Gradual upgrade of dependencies and Node

Because of years of neglect, it was obvious that the server needed its dependencies updated, and any unmaintained libraries replaced. The server was using Node version 8, and an audit showed that it had more than 200 security vulnerabilities in its outdated dependencies, including 7 critical and 32 high severity ones.

The goal was to upgrade it to run on Node 20, but this could not be done in one go - at least it was risky and prone to errors. After studying the dependencies for a bit, I concluded that every dependency's latest version supported at least Node 12, so I decided to first upgrade the application to this Node version.

As a second step, I gradually updated every other dependency, starting with the most crucial ones - the Mapnik bindings and the framework. I had to replace babel with a newer version entirely, because the old one was discontinued. After this, upgrading to Node 20 was seamless.

Integrating an APM agent was a minimal effort.

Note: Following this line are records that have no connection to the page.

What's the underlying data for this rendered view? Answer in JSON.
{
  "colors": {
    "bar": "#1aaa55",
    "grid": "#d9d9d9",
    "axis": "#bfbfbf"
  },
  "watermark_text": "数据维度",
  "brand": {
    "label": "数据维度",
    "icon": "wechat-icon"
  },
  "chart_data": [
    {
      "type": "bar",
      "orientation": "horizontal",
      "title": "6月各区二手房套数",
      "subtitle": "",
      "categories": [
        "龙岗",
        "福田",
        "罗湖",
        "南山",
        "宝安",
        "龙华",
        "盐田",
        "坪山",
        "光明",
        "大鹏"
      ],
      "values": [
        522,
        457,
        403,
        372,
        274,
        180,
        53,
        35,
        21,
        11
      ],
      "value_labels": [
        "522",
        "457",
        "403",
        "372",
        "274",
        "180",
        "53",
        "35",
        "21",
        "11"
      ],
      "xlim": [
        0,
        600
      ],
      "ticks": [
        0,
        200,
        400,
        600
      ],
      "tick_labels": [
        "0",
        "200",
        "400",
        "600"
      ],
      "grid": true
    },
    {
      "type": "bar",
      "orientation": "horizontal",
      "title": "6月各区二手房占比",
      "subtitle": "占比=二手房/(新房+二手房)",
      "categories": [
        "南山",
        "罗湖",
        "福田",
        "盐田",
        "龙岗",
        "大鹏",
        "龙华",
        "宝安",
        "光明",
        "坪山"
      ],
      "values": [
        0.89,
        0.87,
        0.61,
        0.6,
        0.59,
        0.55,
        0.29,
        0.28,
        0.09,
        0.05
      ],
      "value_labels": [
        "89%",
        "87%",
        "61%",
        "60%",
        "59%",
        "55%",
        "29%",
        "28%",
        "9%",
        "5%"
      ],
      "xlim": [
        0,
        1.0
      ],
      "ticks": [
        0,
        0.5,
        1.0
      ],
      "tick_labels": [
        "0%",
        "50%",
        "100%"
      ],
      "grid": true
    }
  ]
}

Performance improvement using worker threads

The more difficult question was how to approach the speed problems. First I had to identify the nature of the issue. For this, I checked the SQL queries, I checked the Javascript framework and Mapnik binding implementation, as well as how the frontend was calling this API.

In the browser, I witnessed an alarming pattern of loading the tiles. We fired off dozens of requests at the same time, even for tiles currently outside of the user's view. Each individual tile took several seconds to retrieve, and because browsers only allow up to six open connections at a time, what ended up happening was that Chrome was loading the tiles in very noticeable batches of 6. Furthermore, rendering 50-60 tiles this way could easily take more than 10-15 seconds. This also suggested that the server might have been struggling with handling concurrent requests.

My idea was to implement worker thread pools, worker threads are Javascript's solution to handling concurrent, CPU-intensive and expensive operations, such as database queries, image rendering and more. This was not a trivial task because I wanted to keep using the existing framework if possible, and introduce only a smaller number of changes given that there was no existing test automation for this application.

I also suspected sub-optimal or perhaps missing caching, which if fixed/implemented, could further improve performance in the long run.

How I measured success

Auditing the dependencies could easily verify if the application was secure and up-to-date from a package management point of view. But I also had to be able to validate any performance improvement that was achieved.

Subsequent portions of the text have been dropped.